Dad: Watts-Jackson will celebrate Spartans' TD eventually

Matt Charboneau
The Detroit News
Jalen Watts-Jackson runs toward the end zone on the final play of the game against Michigan on Oct. 17 last season. It was a 38-yard return on a botched punt to give the Spartans a shocking 27-23 win.

When Michigan State safety Jalen Watts-Jackson crossed the goal line at Michigan Stadium last weekend, the touchdown he scored on the final play of a 27-23 victory cemented his spot in Spartans history.

When he yelled out as he hit the ground, however, it wasn't in celebration.

The redshirt freshman suffered a dislocated hip that led to surgery Sunday. But he was on his way back to East Lansing by Monday and declared it was a price he would be willing to pay all over again.

"Very bittersweet end to my season," he posted on his Instagram account. "This morning I had surgery on my hip putting me out for the season. But if I got the chance I would do it all over again for my brothers. God has a plan for everyone and I will not question any obstacles I encounter on my journey. #spartanswill."

It has been a whirlwind few days for Watts-Jackson and his family. He never saw a replay of the final sequence of the game until a day after it happened.

The best news, however, that the injury likely won't end his career.

"At first they thought it was a Bo Jackson-type injury but it turned out it's not that severe," said Rick Jackson, Jalen Watts-Jackson's father. "It's not career-ending as of right now."

Big Ten awards go to MSU's Watts-Jackson, Calhoun

Bo Jackson played in the NFL and baseball, but a hip injury suffered with the Raiders ended his career prematurely.

"He'll have to be light on it for at least a couple of months," Jackson said of the injury. "They popped the bone back in on the field, and that was a good thing. He was in a lot of pain but on the way to the hospital the ambulance hit a bump and knocked it back in place and he wasn't in pain anymore. So when we got to him that night he was actually pretty comfortable."
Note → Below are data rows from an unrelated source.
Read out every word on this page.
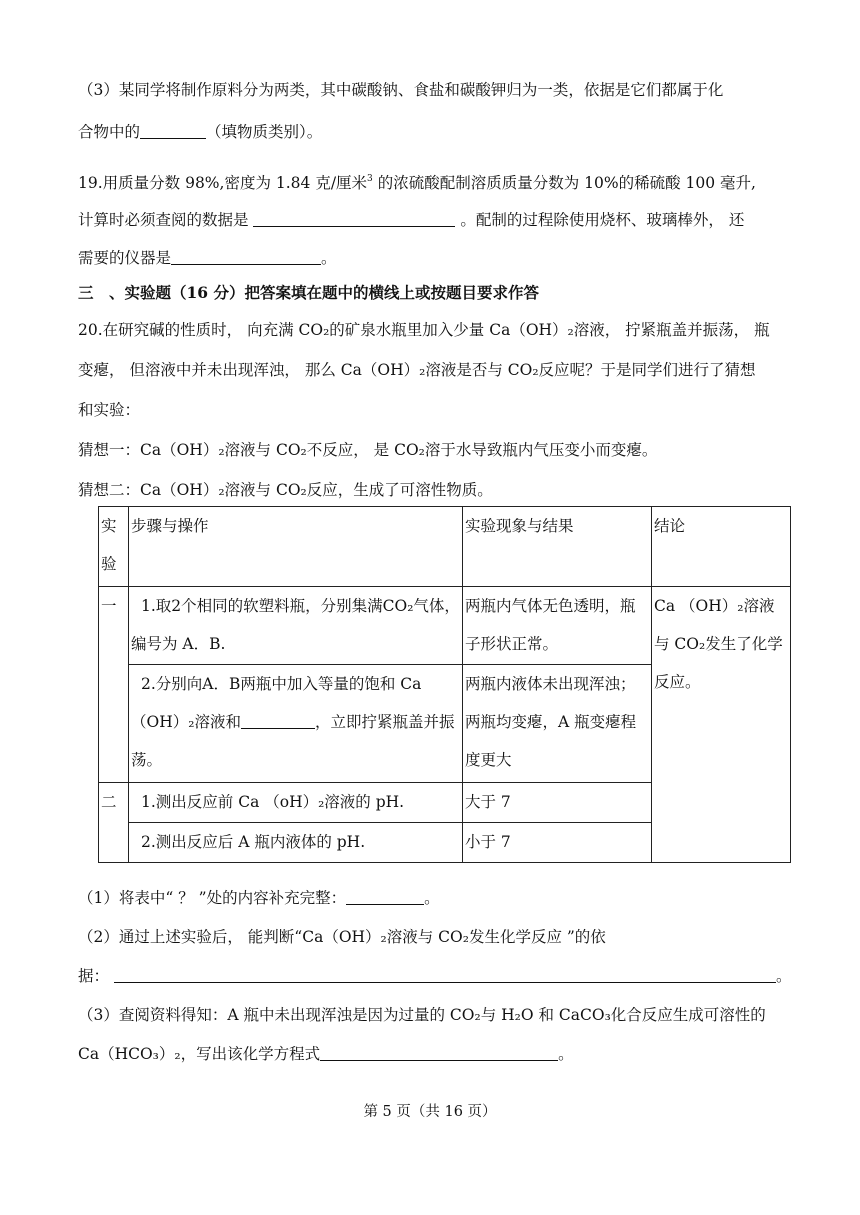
（3）某同学将制作原料分为两类，其中碳酸钠、食盐和碳酸钾归为一类，依据是它们都属于化
合物中的	（填物质类别）。
19.用质量分数 98%,密度为 1.84 克/厘米$^3$ 的浓硫酸配制溶质质量分数为 10%的稀硫酸 100 毫升,
计算时必须查阅的数据是	。配制的过程除使用烧杯、玻璃棒外， 还
需要的仪器是	。
三　、实验题（16 分）把答案填在题中的横线上或按题目要求作答
20.在研究碱的性质时， 向充满 CO₂的矿泉水瓶里加入少量 Ca（OH）₂溶液， 拧紧瓶盖并振荡， 瓶
变瘪， 但溶液中并未出现浑浊， 那么 Ca（OH）₂溶液是否与 CO₂反应呢？于是同学们进行了猜想
和实验：
猜想一：Ca（OH）₂溶液与 CO₂不反应， 是 CO₂溶于水导致瓶内气压变小而变瘪。
猜想二：Ca（OH）₂溶液与 CO₂反应，生成了可溶性物质。
实验	步骤与操作	实验现象与结果	结论
一	1.取2个相同的软塑料瓶，分别集满CO₂气体，编号为 A．B.	两瓶内气体无色透明，瓶子形状正常。	Ca （OH）₂溶液与 CO₂发生了化学反应。

	2.分别向A．B两瓶中加入等量的饱和 Ca（OH）₂溶液和 ，立即拧紧瓶盖并振荡。	两瓶内液体未出现浑浊；两瓶均变瘪，A 瓶变瘪程度更大	

二	1.测出反应前 Ca （oH）₂溶液的 pH.	大于 7	
	2.测出反应后 A 瓶内液体的 pH.	小于 7	
（1）将表中“ ？ ”处的内容补充完整：	。
（2）通过上述实验后， 能判断“Ca（OH）₂溶液与 CO₂发生化学反应 ”的依
据：	。
（3）查阅资料得知：A 瓶中未出现浑浊是因为过量的 CO₂与 H₂O 和 CaCO₃化合反应生成可溶性的
Ca（HCO₃）₂，写出该化学方程式	。
第 5 页（共 16 页）
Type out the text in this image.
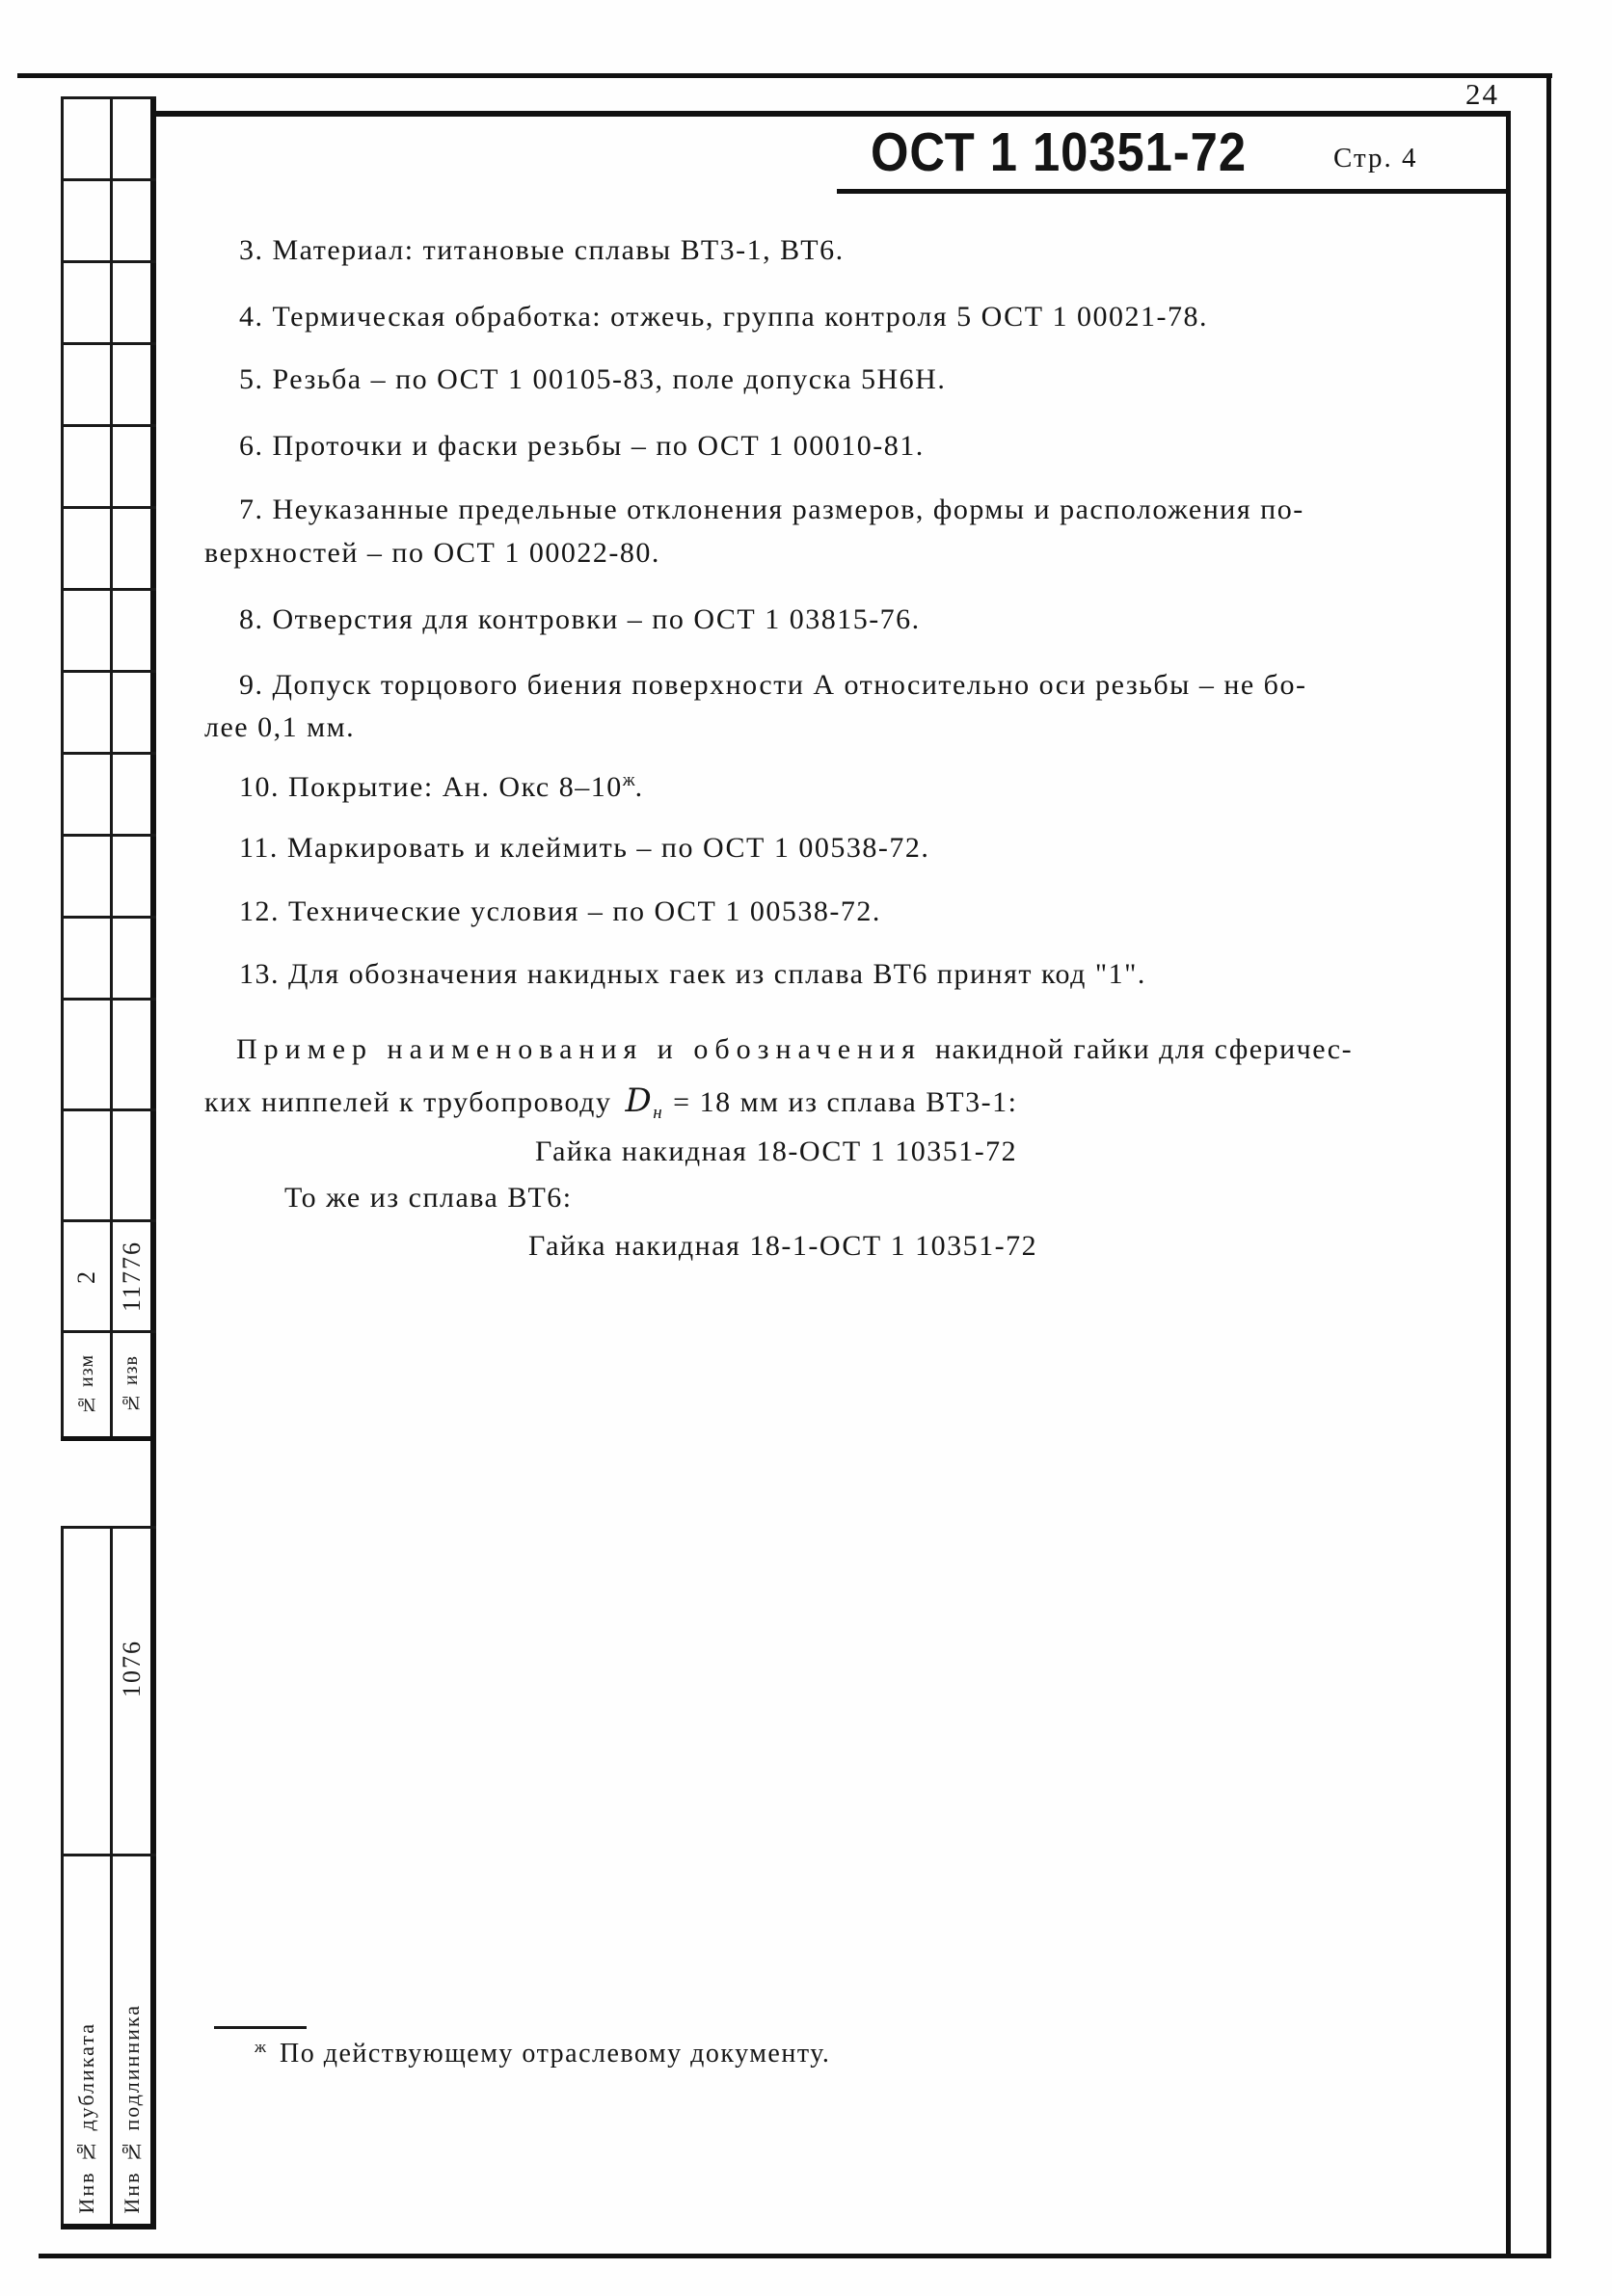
24
ОСТ 1 10351-72	Стр. 4
2 11776
№ изм № изв
1076
Инв № дубликата Инв № подлинника
3. Материал: титановые сплавы ВТ3-1, ВТ6.
4. Термическая обработка: отжечь, группа контроля 5 ОСТ 1 00021-78.
5. Резьба – по ОСТ 1 00105-83, поле допуска 5Н6Н.
6. Проточки и фаски резьбы – по ОСТ 1 00010-81.
7. Неуказанные предельные отклонения размеров, формы и расположения по-
верхностей – по ОСТ 1 00022-80.
8. Отверстия для контровки – по ОСТ 1 03815-76.
9. Допуск торцового биения поверхности А относительно оси резьбы – не бо-
лее 0,1 мм.
10. Покрытие: Ан. Окс 8–10$^ж$.
11. Маркировать и клеймить – по ОСТ 1 00538-72.
12. Технические условия – по ОСТ 1 00538-72.
13. Для обозначения накидных гаек из сплава ВТ6 принят код "1".
Пример наименования и обозначения накидной гайки для сферичес-
ких ниппелей к трубопроводу $D_н = 18$ мм из сплава ВТ3-1:
Гайка накидная 18-ОСТ 1 10351-72
То же из сплава ВТ6:
Гайка накидная 18-1-ОСТ 1 10351-72
$^ж$ По действующему отраслевому документу.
It was the second serious injury of Watts-Jackson's career. During practice for the Cotton Bowl last season, he suffered a dislocated shoulder making a tackle. It kept him out during the spring.

He'll be in the same position now, and his dad joked he should take up golf.

But, Jackson knows that won't be the plan for his son, and that's why he was there last Saturday. But Rick Jackson was one of the few at Michigan Stadium who didn't see what happened. He was headed out of the stands early, only to look back while walking up the aisle when the crowd reacted. The only thing he saw was the pile of players in the end zone.

"I turned to head up the bleachers and turned back and everyone was running out on the field," Jackson said. "It happened that fast.

"I didn't know it was Jalen and I most definitely didn't know he was hurt until after the game. I usually go meet him at the tunnel and he wasn't at tunnel. That's when they told me he had gotten carted off to hospital so the Michigan police took us over to the hospital where he was."

Watts-Jackson told his dad the injury happened as Michigan tight end Jake Butt was tackling him near the goal line.

"The Michigan kid was doing what he is supposed to do and tried keeping him from scoring," Jackson said. "He grabbed Jalen's legs so as Jalen was going forward and he's pulling back, that is what caused the dislocation, not so much the team piling on him.

"He said he was yelling. They thought he was yelling in celebration, but he was yelling in pain and trying to get them off him."

Since the injury, Watts-Jackson has mostly been surrounded by family and his spirits have been low key. But now that he'll be back on campus, Jackson believes his son will start to appreciate what happened.

"Jalen is kind of a laid-back kid, so he hasn't been all hip-hip-hooray celebration," Jackson said. "I don't think the moment really hit him yet, maybe when he gets back up to school and around the players his spirits will get a lot higher."

Watts-Jackson didn't see a replay until Sunday, his dad said, and the idea he is part of one of the biggest plays in Michigan State history should provide some solace.

"We've had a lot of finishes like that," coach Mark Dantonio said. "If you go back to Keith Nichols' catch against Wisconsin, the 'Little Giants' play, this one. We've had a belief system and it doesn't mean it always happens. … We just find a way."

It's also a play that will be at the top of some other iconic Michigan-Michigan State moments — the last-second pass from Jeff Smoker to T.J. Duckett in 2001, the Larry Caper overtime run in 2009 included.

Once Watts-Jackson settles in on campus, he'll commiserate about his injury with roommates Vayante Copeland and Madre London, two other injured Spartans. And he'll be surrounded by teammates who already have rallied with support.

"Jalen, everyone loves him," offensive lineman Brian Allen said. "To see that happen for him, it's awesome."

And, Jackson hopes his son gets a chance to relish in the moment, something he hasn't been able to do yet.

"I want him to enjoy the moment," Jackson said. "We didn't really celebrate because he got injured, but now he's OK. It's unfortunate that he is out for the season, but we got a big win. Now it's about him getting a speedy recovery and getting back out there.

"He'll be happy then, more than happy."